Take the training data for example. These are the large tranches of data which teach an AI model their first lessons and are often of uneven quality. That data may be inaccurate, unclean, contain biases or even outright vulnerabilities which can then be adopted by the AI model, potentially causing problems for its users later down the line. OWASP has flagged training data poisoning as one of the chief risks for LLMs and AIs in which the training data used is maliciously corrupted to manipulate.

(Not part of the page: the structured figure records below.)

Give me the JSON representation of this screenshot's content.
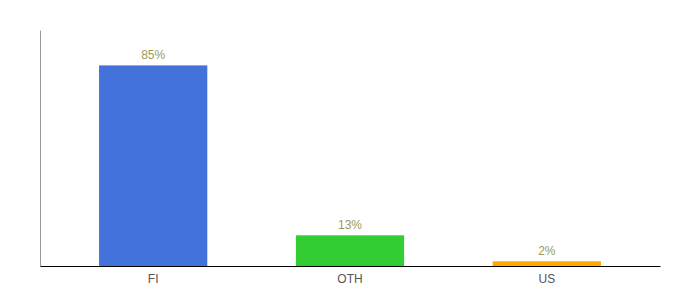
{
  "chart_data": {
    "type": "bar",
    "categories": [
      "FI",
      "OTH",
      "US"
    ],
    "values": [
      85,
      13,
      2
    ],
    "value_labels": [
      "85%",
      "13%",
      "2%"
    ],
    "colors": [
      "#4472db",
      "#33cc33",
      "#ffaa00"
    ],
    "ylim": [
      0,
      100
    ],
    "data_labels": true,
    "tick_labels": "x",
    "grid": false
  }
}
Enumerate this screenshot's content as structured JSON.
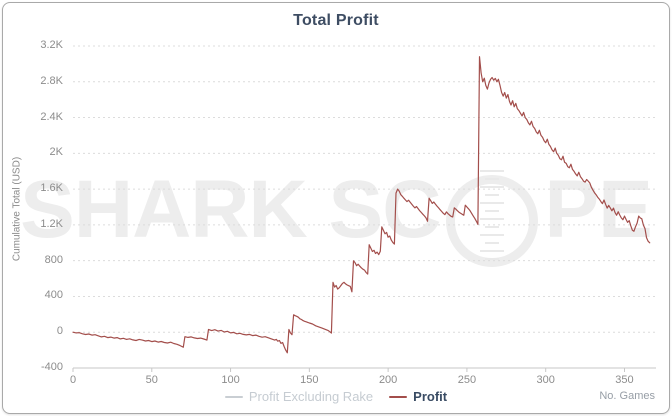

Furthermore, the components, libraries and frameworks used to build AIs can also be a cause for concern, introducing new vulnerabilities into the finished product. Late last year, “ShellTorch”, a critical vulnerability was discovered in the TorchServe machine learning framework - maintained by both Amazon and Meta - which allowed attackers to access an AI model’s proprietary data, to insert their own malicious models into production, to alter model results and even capture entire servers. That’s just one example. Since August, bug bounty hunters have reportedly discovered over a dozen vulnerabilities in commonly used open source tools - such as MLflow or Ray - used to build AI/ML models. These, according to bug bounty program, Huntr, can allow attackers to perpetrate system takeovers and remote code execution on the AI models that those tools help build.
Opacity
AI learns and develops by itself and much of that process is opaque to users, businesses and even its own creators. There are still a huge amount of unknowns to contend with when dealing with AI. Data put in at one end can produce all amounts of hard-to-predict outcomes including faults, mistakes, bad data and of course, security risks. For example, Air Canada was recently forced by a Canadian court to issue a refund to a customer who was given false information by the company’s chatbot resulting in lost air fare. After a small claims complaint, courts decided that the customer was owed a refund because the chatbot offered him false information which led to him making a purchase he might not have otherwise made.

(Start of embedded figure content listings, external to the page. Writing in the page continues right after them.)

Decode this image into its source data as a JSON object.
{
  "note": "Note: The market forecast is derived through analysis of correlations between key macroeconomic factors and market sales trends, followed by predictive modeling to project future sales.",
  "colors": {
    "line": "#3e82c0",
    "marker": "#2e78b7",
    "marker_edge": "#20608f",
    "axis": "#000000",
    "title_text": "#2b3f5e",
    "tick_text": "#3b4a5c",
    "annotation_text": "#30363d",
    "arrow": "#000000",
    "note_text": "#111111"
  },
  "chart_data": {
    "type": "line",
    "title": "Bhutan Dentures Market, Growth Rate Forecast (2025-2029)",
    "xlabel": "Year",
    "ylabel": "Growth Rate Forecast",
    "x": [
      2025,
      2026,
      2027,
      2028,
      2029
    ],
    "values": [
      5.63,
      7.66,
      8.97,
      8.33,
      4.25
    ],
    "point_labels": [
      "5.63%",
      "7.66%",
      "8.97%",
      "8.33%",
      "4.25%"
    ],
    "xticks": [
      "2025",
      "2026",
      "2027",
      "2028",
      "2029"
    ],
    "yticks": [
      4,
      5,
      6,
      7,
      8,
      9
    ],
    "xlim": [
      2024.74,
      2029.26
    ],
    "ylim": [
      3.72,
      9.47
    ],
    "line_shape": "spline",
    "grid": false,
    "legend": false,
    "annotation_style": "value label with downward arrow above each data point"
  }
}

AI is peculiar for lots of reasons - but part of it is that it's always learning - creating constant risks that an AI model may adversely integrate. The mere unpredictability of its operations forms a serious security risk for many and it must be treated with scepticism and caution.
An unfortunate reality is that the massive proliferation of one technology often means the parallel proliferation of attack surfaces. We should expect no less from AI, which, in the excitement to adopt, could present multiple potential points of security risk, throughout the supply chain.